Based on a little known adventure game called Subculture for the PC, Deep Fighter borrows a lot from that original game. Using most of the equipment and minerals from its inspiration (like the OR System and Thorium crystals); migrating players from the computer game will surely feel right at home. If you're unfamiliar with the sub-level universe however, there is still no need to worry, Deep Fighter is extremely easy to get into (and even easier to play).
Set in a war-torn community hidden beneath the sea, Deep Fighter requires you to pilot different submarines and accomplish certain story-based missions. Whether or not you succeed in a certain mission can often affect your progress and access to bigger and better equipment. With an ultimate goal of building the Leviathan Mother Ship to fly your people out of hostile territory, you'll want to succeed in your tasks as quickly as possible. Of course, nature's hazards and your mysterious mortal enemies, the Shadowkin, have other plans.
To combat your foes you're provided with an impressive amount of weaponry and tools. Ranging anywhere from heat-seeking missiles to stun darts (for subduing the local sea life), your inventory is managed rather effectively, and using your equipment is as easy as pressing either the left or right shoulder buttons. Deep Fighter is played from both a first-person perspective (for a big chunk of the action), and a third-person behind the ship view (usually when hauling cargo).
With almost forty scenarios and six humungous environenments, you aren't going to finish this game off over the weekend. And even though similar games that have come before it may have had a greater amount of levels and increased play time, I can't think one that was as diverse as Deep Fighter.
Evading the run-of-the-mill "seek and destroy" setup, Deep Fighter challenges you to think as much as you blast. Proposing various missions that will see you breeding fish, activating perimeter defenses, and even racing your wingmen in attempts to test out new engine modifications, Ubi Soft and Criterion's least advertised Dreamcast jaunt was and still is as "deep" as the moniker says. There's even a couple of Intense boss fights thrown in every couple of missions or so, and just like the days of 16-Bit, they'll push you as much as they wow you.
Super-detailed textures and ass-kicking water effects help to create a fantastic and believable marine land. Enemy subs, gigantic fish, gargantuan jelly-fish queens, and even rocky seabed canyons are extremely easy on the eyes. The only real gripe I had is that since the game takes place underwater, a lot of the areas can end up appearing the same. Repetitive or not, you can't deny how good it looks, even today the game holds up nicely.
In fact, Deep Fighter does just about everything extremely well. In addition to the simple controls, overly creative missions, and the pleasant eye massage, the soundtrack too is top notch. Equivalent to any oceanic movie you've seen in the last twenty years, the score is sporting some serious kick.

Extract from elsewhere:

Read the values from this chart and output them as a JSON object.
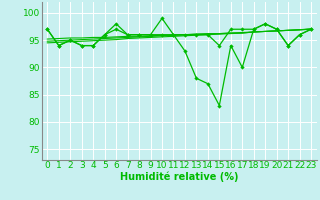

The game's composer, Richard Beddow deserves praise. I just find it unfortunate that the voice acting doesn't quite live up to the same standard.
Speaking of actors, this game has them ... and not just in the vocal sense. Deep Fighter features full-motion video cut-scenes straight out of the old days when Sega and Sony experimented with FMV.
I did stumble upon a bug or two during the course of play. The first one occurred when I was defending the Mother Ship construction site from Shadowkin scouts, there were four of them on my screen and I quickly demolished two of them ... when all of a sudden, the other two vanished. Strangely, the event music was still playing and although I looked around the entire area for more enemies there were none to be found and I was stuck in the mission with no way out because of a glitch.
The other problem I encountered came in the form of sound effects and voices. Occasionally my weapon's fire noise and the admiral's speech pattern would go into high speed mode. Without warning his instructions to me had become incoherent... I reset and tried again, and they were fine. Perhaps another week in the studio could have fixed these little problems?
Overall though, I enjoyed my time with Deep Fighter. Simple and complex at the same time, the relaxing atmosphere and intelligent mission structure had me yearning for retries at failed scenarios for hours. I highly recommend it.